The first part of the P/E equation—price—is straightforward. We can be fairly confident what the market price is. On the other hand, coming up with an appropriate earnings number can be tricky. You have to make a lot of decisions how to define earnings.
What's In Those Earnings?
For starters, earnings aren't always clear cut. Earnings can be affected by unusual gains or losses which sometimes obscure the true nature of the earnings metric. What's more, reported earnings can be manipulated by company management to meet earnings expectations, while creative accounting choices—shifting depreciation policies or adding or subtracting non-recurring gains and expenses—can make bottom line earnings numbers bigger and, in turn, P/E ratios, smaller and the stock appear less expensive. Investors need to be wary of how companies arrive at their reported EPS numbers. Appropriate adjustments often have to be done in order to obtain a more accurate measure of earnings than what is reported on the balance sheet.
Trailing or Forward Earnings?
Located right in the company's latest published income statement, historic earnings are easy to find. Unfortunately, they are not much use for investors, since they say very little about what earnings are in store for the year and years ahead. It's the company's future earnings that investors are interested in most since as they reflect a stock's future prospects.
Forward earnings (also called future earnings) are based on the opinions of Wall Street analysts. Analysts, if anything, typically tend to be overoptimistic in their assumptions and educated guesses. At the end of the day, forward earnings suffer the problem of being a lot more useful than historic earnings but prone to inaccuracies.
What About Growth?
The biggest limitation of the P/E ratio: It tells investors next to nothing about the company's EPS growth prospects. If the company is growing quickly, you will be comfortable buying it even it had a high P/E ratio, knowing that growth in EPS will bring the P/E back down to a lower level. If it isn't growing quickly, you might shop around for a stock with a lower P/E ratio. It is often difficult to tell if a high P/E multiple is the result of expected growth or if the stock is simply overvalued.
A P/E ratio, even one calculated using a forward earnings estimate, doesn't always tell you whether or not the P/E is appropriate to the company's forecasted growth rate. So, to address this limitation, we turn to another ratio, the PEG ratio:
PEG = PE/forecast EPS growth rate over the next 12 months
In a nutshell, the lower the PEG ratio, the better. A PEG of 1 suggests that the P/E is in line with growth; below 1 implies that you are buying EPS growth for relatively little; a PEG greater than 1 could mean the stock is overpriced. However, even when the P/E ratio is standardized for growth, you are basing your investment decision on outside estimates, which may be wrong. (See also: PEG Ratio Nails Down Value Stocks.)
What About Debt?
Finally, there's the tricky issue of a company's debt load. The P/E ratio does nothing to factor in the amount of debt that a company carries on its balance sheet. Debt levels have an impact on financial performance and valuation, yet the P/E doesn't allow investors to make apples-to-apples comparisons between debt-free firms and those bogged down with outstanding loans and liabilities.

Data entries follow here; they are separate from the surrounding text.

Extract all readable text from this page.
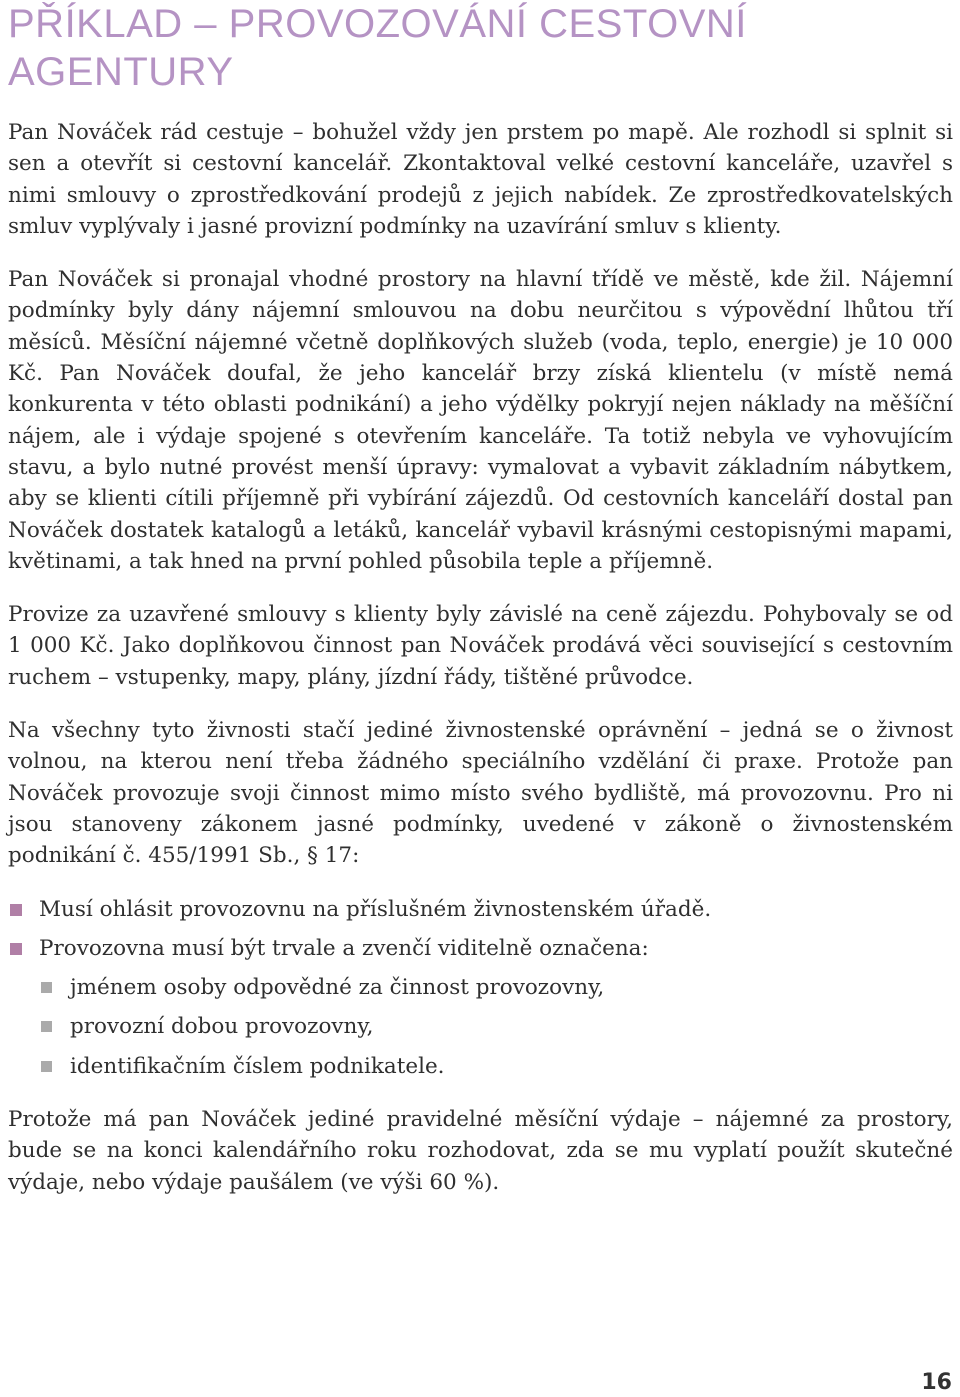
PŘÍKLAD – PROVOZOVÁNÍ CESTOVNÍ AGENTURY

Pan Nováček rád cestuje – bohužel vždy jen prstem po mapě. Ale rozhodl si splnit si sen a otevřít si cestovní kancelář. Zkontaktoval velké cestovní kanceláře, uzavřel s nimi smlouvy o zprostředkování prodejů z jejich nabídek. Ze zprostředkovatelských smluv vyplývaly i jasné provizní podmínky na uzavírání smluv s klienty.

Pan Nováček si pronajal vhodné prostory na hlavní třídě ve městě, kde žil. Nájemní podmínky byly dány nájemní smlouvou na dobu neurčitou s výpovědní lhůtou tří měsíců. Měsíční nájemné včetně doplňkových služeb (voda, teplo, energie) je 10 000 Kč. Pan Nováček doufal, že jeho kancelář brzy získá klientelu (v místě nemá konkurenta v této oblasti podnikání) a jeho výdělky pokryjí nejen náklady na měšíční nájem, ale i výdaje spojené s otevřením kanceláře. Ta totiž nebyla ve vyhovujícím stavu, a bylo nutné provést menší úpravy: vymalovat a vybavit základním nábytkem, aby se klienti cítili příjemně při vybírání zájezdů. Od cestovních kanceláří dostal pan Nováček dostatek katalogů a letáků, kancelář vybavil krásnými cestopisnými mapami, květinami, a tak hned na první pohled působila teple a příjemně.

Provize za uzavřené smlouvy s klienty byly závislé na ceně zájezdu. Pohybovaly se od 1 000 Kč. Jako doplňkovou činnost pan Nováček prodává věci související s cestovním ruchem – vstupenky, mapy, plány, jízdní řády, tištěné průvodce.

Na všechny tyto živnosti stačí jediné živnostenské oprávnění – jedná se o živnost volnou, na kterou není třeba žádného speciálního vzdělání či praxe. Protože pan Nováček provozuje svoji činnost mimo místo svého bydliště, má provozovnu. Pro ni jsou stanoveny zákonem jasné podmínky, uvedené v zákoně o živnostenském podnikání č. 455/1991 Sb., § 17:

Musí ohlásit provozovnu na příslušném živnostenském úřadě.
Provozovna musí být trvale a zvenčí viditelně označena:
jménem osoby odpovědné za činnost provozovny,
provozní dobou provozovny,
identifikačním číslem podnikatele.

Protože má pan Nováček jediné pravidelné měsíční výdaje – nájemné za prostory, bude se na konci kalendářního roku rozhodovat, zda se mu vyplatí použít skutečné výdaje, nebo výdaje paušálem (ve výši 60 %).

16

One way to address this limitation is to consider a company's enterprise value or EV in place of its Price (P).
(simplified) EV = Market Capitalization + Net Debt
Let's say the Widget Corp., with a market share price of $10 per share, also carried the equivalent of $3 per share of net debt on its balance sheet. The company, then, would have total enterprise value of $13 per share. If Widget Corp. produced EPS this year of $1, its P/E ratio would be 10. But more sophisticated investors would perform the calculation with enterprise value in the numerator and EBITDA in the denominator.
The Bottom Line
Sure, the P/E ratio is popular and easy to calculate. But it has big shortcomings that investors need to consider when using it to assess stock values. Use it carefully. No single ratio can tell you all you need to know about a stock. Be sure to use a variety of ratios to get a fuller picture of financial performance and stock valuation.